As Ohio Wesleyan was searching for a new Director of Libraries this past year, Catherine Cardwell also was getting to know OWU better, as she became a candidate for the position. Her paths had crossed over the years with OWU employees, past and present, through OhioLink and other venues. Cardwell, now Ohio Wesleyan’s Director of Libraries, shares that she was especially drawn to the University’s emphasis on information literacy and to the opportunity to continue working in a vibrant campus community.

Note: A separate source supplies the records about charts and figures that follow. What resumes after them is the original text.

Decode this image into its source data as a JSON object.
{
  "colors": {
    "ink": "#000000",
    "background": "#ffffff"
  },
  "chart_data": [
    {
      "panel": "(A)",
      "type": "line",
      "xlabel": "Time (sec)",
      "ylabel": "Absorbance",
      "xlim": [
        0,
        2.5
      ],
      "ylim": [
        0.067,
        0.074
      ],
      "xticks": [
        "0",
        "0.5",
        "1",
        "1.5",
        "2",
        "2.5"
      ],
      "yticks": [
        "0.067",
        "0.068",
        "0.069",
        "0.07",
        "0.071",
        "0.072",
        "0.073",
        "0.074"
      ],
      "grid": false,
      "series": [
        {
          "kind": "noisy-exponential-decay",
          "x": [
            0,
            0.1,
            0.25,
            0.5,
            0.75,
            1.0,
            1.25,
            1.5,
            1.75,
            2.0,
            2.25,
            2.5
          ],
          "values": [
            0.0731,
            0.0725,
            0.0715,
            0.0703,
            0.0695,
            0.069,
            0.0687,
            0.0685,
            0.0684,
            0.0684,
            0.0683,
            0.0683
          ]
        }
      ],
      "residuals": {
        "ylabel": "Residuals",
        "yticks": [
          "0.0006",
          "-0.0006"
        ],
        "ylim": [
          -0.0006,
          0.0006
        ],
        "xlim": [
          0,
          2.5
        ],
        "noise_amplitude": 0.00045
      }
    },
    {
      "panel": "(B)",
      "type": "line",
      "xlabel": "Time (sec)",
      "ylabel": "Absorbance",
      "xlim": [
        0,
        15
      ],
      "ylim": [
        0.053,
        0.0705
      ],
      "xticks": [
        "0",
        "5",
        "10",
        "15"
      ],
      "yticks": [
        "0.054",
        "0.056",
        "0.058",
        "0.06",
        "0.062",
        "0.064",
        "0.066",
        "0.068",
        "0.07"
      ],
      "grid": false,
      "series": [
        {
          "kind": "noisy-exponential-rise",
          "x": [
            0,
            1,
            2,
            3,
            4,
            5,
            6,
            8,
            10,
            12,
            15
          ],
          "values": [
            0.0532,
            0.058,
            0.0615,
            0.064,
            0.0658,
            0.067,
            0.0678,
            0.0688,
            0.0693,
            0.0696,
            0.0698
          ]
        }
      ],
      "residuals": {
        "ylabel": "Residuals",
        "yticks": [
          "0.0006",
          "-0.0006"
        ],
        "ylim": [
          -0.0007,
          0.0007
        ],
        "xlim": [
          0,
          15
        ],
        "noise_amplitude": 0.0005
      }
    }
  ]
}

“Ohio Wesleyan has always been forward moving,” says the Youngstown native, who at one time was in fact, one of the principal investigators on a $343,000 grant from the Ohio Board of Regents that promoted integration of information literacy into the curriculum and collaboration of Ohio’s libraries, centers of teaching excellence, and faculty members. She had by that time received her bachelor’s degrees in English and French from Youngstown State University, a master’s degree in French language and literature from the University of Pittsburgh, and a master’s degree in Library Science from Kent State University. Cardwell served for four years as chair of the department of Library Teaching and Learning at Bowling Green State University, as co-interim dean, interim vice provost, and as Associate Professor and Coordinator of Library Instruction.
“”Throughout Cathi’s career, she has demonstrated a commitment to providing meaningful student-centered library experiences and to promoting the importance of liberal education in students’ lives,” says OWU Provost David Robbins.
Cardwell’s vision of the academic library as the heart and soul of a university—a place for teaching, learning, and collaborating—inspires her to continually think of ways to integrate the library into the daily lives of OWU students, faculty, and staff members.
“I’m curious about how people read and access information in academic libraries, whether print collections or electronic acquisitions,” says Cardwell. “This is such an exciting time as students and professors are integrating e-journals and e-books into coursework.” Finding new collaborative learning spaces in the library is a high priority for her—spaces to accommodate quiet study as well as more interactive discussions and idea sharing. Many of the new thoughts and experiences shared with Cardwell involve OWU’s travel-learning and theory-to-practice components of the OWU Connection.
“I am intrigued by the University’s emphasis on international experiences,” says Cardwell, who has a strong interest in international studies and travel. She has taught in France and visited more than15 countries and plans, along with her family, to celebrate her husband Federico’s aunt’s 100th birthday in the Czech Republic.
“My passport is my most prized possession,” she says.